Une opération conjointe contre la flotte fantôme russe en mer du Nord
Dans la nuit du samedi 28 février au dimanche 1er mars 2026, les forces spéciales belges ont mené une opération d'interception majeure en mer du Nord. Leur cible : un pétrolier soupçonné d'appartenir à la célèbre "flotte fantôme" russe, utilisée par Moscou pour contourner les sanctions internationales. Le navire a été arraisonné puis escorté vers le port de Zeebruges, où il doit être officiellement saisi par les autorités belges.
Le déroulement précis de l'interception maritime
L'opération a été réalisée avec une coordination remarquable entre plusieurs acteurs. Le vice-Premier ministre belge Maxime Prévot a confirmé l'intervention sur les réseaux sociaux, saluant le "professionnalisme et courage exceptionnels" des forces spéciales de son pays. Le ministre de la Défense Theo Francken a précisé les détails logistiques, indiquant que le pétrolier était désormais sous escorte vers Zeebruges pour y être confisqué.
Participation française et soutien international
Cette action ne s'est pas déroulée de manière isolée. Le président français Emmanuel Macron a révélé que des hélicoptères de la Marine nationale française avaient apporté leur soutien technique lors de l'arraisonnement. L'opération a été menée en coordination étroite avec les partenaires du G7 ainsi qu'avec les pays nordiques et baltes, démontrant une volonté européenne unie de faire appliquer les sanctions.

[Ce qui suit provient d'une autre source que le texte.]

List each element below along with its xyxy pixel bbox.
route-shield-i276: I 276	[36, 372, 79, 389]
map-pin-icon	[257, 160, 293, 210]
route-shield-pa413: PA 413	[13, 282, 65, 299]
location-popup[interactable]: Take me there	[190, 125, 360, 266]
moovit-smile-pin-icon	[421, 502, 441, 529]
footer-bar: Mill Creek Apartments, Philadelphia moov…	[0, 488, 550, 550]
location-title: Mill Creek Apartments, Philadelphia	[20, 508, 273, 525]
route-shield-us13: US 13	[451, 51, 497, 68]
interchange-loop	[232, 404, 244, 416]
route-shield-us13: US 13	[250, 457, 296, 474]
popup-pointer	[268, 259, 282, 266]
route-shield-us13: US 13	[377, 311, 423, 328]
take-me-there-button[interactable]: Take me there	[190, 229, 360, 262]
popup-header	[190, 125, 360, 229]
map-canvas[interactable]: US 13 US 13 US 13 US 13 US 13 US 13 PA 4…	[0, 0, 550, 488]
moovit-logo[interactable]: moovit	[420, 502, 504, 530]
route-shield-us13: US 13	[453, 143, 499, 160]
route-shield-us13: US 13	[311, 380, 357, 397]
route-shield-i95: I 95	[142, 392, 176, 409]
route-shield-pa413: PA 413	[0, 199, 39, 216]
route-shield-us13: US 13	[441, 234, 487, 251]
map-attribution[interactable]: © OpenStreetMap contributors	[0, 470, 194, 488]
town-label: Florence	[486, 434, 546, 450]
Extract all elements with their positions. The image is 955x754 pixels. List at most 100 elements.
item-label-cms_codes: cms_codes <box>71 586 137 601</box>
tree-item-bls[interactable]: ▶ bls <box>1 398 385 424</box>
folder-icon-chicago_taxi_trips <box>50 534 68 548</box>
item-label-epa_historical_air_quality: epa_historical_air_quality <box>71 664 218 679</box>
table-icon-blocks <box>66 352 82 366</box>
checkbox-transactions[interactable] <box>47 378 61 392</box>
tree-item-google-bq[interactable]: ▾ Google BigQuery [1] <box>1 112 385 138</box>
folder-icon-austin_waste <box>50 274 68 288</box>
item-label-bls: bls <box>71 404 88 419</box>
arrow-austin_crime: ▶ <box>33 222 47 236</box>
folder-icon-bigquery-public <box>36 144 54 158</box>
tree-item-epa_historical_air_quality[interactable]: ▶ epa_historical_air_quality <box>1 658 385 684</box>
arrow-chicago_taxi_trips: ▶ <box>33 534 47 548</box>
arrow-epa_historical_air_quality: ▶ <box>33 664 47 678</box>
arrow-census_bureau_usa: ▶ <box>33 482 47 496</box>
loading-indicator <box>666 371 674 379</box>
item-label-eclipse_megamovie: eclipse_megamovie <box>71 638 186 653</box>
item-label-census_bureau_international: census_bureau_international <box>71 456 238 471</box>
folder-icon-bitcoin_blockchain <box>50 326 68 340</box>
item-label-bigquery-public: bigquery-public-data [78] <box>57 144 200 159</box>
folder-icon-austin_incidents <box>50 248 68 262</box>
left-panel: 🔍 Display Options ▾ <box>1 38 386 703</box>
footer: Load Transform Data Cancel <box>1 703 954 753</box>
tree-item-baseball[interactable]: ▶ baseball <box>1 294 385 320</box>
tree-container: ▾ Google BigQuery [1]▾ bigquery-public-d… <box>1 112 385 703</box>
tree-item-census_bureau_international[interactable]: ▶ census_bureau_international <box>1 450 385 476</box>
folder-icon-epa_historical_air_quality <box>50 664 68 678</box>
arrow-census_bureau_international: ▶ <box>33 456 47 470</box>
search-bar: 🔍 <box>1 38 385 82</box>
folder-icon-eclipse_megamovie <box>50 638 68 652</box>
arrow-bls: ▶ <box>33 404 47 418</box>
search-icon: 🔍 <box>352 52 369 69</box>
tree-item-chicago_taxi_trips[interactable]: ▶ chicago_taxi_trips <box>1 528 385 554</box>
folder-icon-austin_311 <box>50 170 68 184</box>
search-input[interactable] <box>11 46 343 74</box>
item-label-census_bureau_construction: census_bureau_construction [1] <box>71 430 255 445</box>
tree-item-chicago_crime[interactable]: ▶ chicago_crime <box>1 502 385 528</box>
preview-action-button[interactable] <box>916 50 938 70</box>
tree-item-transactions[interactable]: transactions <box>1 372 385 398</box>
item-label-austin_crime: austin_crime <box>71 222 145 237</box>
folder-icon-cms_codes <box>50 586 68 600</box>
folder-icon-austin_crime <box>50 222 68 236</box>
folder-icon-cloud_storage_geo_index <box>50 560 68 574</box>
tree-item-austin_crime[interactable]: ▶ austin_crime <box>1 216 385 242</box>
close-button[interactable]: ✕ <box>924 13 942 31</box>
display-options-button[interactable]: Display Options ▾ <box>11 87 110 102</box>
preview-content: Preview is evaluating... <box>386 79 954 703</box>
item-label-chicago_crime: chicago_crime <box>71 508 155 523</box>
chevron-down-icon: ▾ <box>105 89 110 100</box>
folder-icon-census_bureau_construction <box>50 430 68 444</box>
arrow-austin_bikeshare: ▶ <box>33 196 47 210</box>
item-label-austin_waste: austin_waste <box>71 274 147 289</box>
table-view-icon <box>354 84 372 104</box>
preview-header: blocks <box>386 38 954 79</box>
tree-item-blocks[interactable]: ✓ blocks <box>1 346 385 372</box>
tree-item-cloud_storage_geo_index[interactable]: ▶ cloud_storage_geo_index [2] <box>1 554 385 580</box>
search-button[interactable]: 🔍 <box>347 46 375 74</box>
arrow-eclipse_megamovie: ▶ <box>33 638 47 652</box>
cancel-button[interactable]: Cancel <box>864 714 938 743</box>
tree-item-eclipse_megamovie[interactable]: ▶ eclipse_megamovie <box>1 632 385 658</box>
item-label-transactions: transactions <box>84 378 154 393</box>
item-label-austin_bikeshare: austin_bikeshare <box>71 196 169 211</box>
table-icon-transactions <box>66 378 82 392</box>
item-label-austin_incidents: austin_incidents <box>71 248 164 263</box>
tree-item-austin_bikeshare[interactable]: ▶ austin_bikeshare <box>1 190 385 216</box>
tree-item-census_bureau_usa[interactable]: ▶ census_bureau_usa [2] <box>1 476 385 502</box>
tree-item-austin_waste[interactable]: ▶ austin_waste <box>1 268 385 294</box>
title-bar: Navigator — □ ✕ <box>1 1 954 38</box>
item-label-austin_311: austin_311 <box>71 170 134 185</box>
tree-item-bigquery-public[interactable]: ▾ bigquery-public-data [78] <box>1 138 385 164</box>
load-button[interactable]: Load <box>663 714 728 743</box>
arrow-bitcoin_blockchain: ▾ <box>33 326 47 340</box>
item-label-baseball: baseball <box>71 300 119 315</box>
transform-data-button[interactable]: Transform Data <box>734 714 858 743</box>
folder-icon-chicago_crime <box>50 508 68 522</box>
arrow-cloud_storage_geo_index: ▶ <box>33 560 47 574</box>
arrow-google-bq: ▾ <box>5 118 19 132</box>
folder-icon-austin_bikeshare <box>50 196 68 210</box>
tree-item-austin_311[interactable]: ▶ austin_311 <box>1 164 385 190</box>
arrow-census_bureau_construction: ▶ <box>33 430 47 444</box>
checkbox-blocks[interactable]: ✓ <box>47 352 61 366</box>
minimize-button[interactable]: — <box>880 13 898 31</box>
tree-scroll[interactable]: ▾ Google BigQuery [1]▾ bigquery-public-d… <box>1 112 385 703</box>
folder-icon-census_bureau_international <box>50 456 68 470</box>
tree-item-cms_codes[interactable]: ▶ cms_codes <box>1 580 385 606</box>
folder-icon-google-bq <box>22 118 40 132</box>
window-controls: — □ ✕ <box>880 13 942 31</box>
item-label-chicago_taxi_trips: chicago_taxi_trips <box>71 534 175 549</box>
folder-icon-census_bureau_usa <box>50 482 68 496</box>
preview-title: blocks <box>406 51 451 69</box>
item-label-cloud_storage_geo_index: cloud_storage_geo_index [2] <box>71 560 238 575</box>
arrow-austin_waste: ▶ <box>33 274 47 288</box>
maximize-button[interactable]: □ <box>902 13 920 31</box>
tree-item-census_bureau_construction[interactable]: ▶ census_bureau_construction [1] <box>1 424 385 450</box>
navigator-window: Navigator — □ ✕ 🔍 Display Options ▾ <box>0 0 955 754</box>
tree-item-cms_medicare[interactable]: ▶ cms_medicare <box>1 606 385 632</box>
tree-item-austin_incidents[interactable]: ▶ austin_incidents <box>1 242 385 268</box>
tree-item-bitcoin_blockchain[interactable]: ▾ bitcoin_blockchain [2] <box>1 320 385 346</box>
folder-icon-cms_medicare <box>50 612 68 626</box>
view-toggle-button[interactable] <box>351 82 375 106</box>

La stratégie russe de la flotte fantôme
La "flotte fantôme" représente un élément crucial de la stratégie économique russe depuis l'invasion de l'Ukraine en 2022. Elle se compose de pétroliers vieillissants dont la propriété est volontairement opaque, permettant à Moscou de continuer ses exportations lucratives de brut malgré les restrictions internationales. L'Union européenne a placé des centaines de ces navires sur liste noire pour affaiblir la capacité de financement de la guerre par la Russie.
Maxime Prévot a insisté sur l'importance de l'application concrète des sanctions : "Les sanctions n'ont de sens que si elles sont appliquées. Aujourd'hui, nous les avons appliquées." Le vice-Premier ministre belge a même suggéré que le navire intercepté aurait pu naviguer sous un faux pavillon, pratique courante au sein de cette flotte fantôme.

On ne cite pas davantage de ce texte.